Конечно, мне не следовало смеяться над своим заведующим отделом, журналист может все простить, кроме намека на бездарность. Черт меня дернул тогда сказать при всех: «Переплет неважнецкий». «Да, – встрепенулся Король, – я добивался глянцевого картона, но все это делается у них на инобазе. Безобразие! Такого пустяка не могут освоить!» «Безобразие, – согласился я, – большие произведения должны сохраняться на века!»
Король понял. Я уж и не рад был, что ляпнул, потом и крутился, даже домой ему звонил, отмечая несомненные достоинства «повести», но дело было сделано. Король мне этого не простил. Впрочем, когда в одной из газет появилась. хвалебная рецензия на его брошюру, он положил эту вырезку под стекло своего стола и часто цитировал ее, вызывающе глядя в мою сторону. Юмор в нем, хоть и дремучий, проживал.
Когда я подал заявление об уходе, Король дважды довольно тупо прочитал его, потом снял очки и большой мясистой ладонью помял глаза, как бы раздумывая, что выбрать из вихря вариантов, проносившихся в голове. Из этого вихря он выбирал обычно почему-то самые банальные варианты.
– Что я могу сказать? – начал он, и я знал, что ему сказать и вправду совершенно нечего. – Это большое легкомыслие. Больше ничего. Ты можешь сказать что-нибудь более внятное, кроме «по собственному желанию»?
Ну не мог же я объяснить ему всех причин… Это и вправду было легкомыслием.
– Мне надоело, – ответил я, – быть пересказчиком событий. Я хочу сам эти события делать.
– Чем ты будешь заниматься?
– Сменю профессию, Король.
– На кого?
– На кому – сказал я, – так по-русски будет правильней.
– Ну ладно, на какую профессию?
– Стану озером. Буду лежать и отражать облака.

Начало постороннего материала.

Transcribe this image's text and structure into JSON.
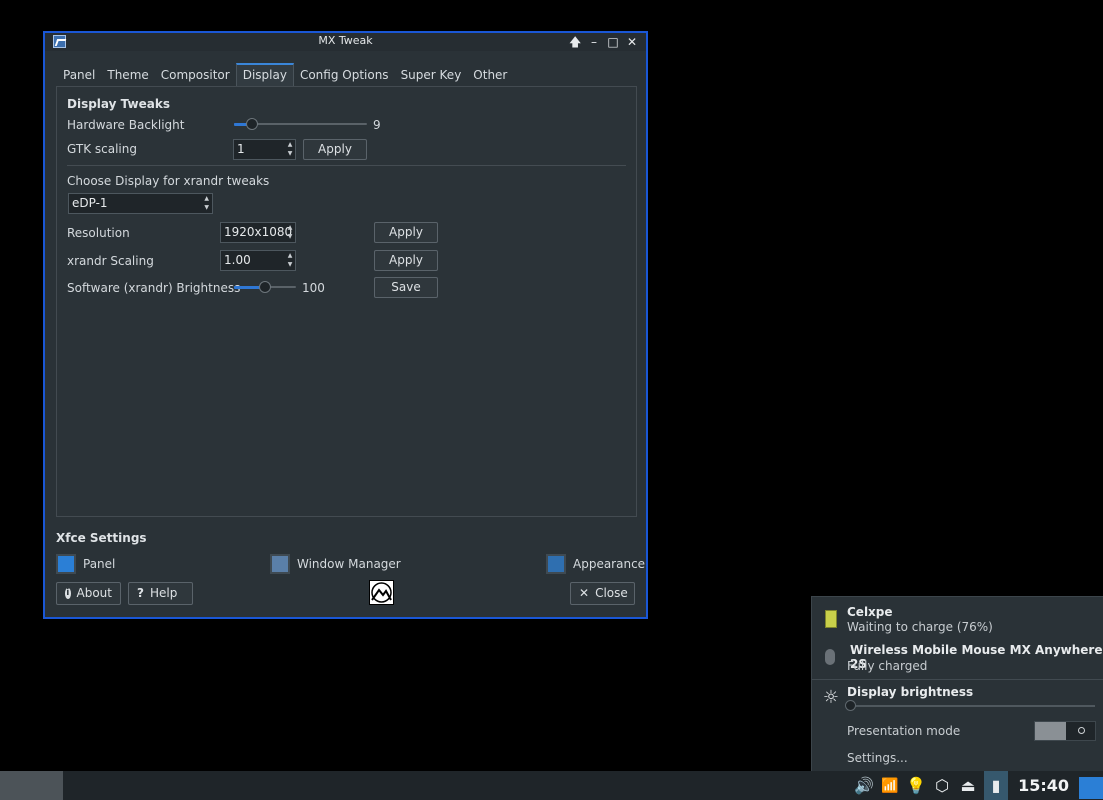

– Может, тебе нужно немного передохнуть? Давай мы покрутимся без тебя. Могу попробовать достать путевку через наш Союз в Варну.
– Я и сам могу достать – такую путевку через наш с тобой Союз.
– Ну так что же?
– Я все решил. Мне сорок лет, жизнь к излету.
– Тебе вот именно что сорок лет! – возмущенно сказал Король, но возмутившись этим фактом, он вывода из него так и не сделал.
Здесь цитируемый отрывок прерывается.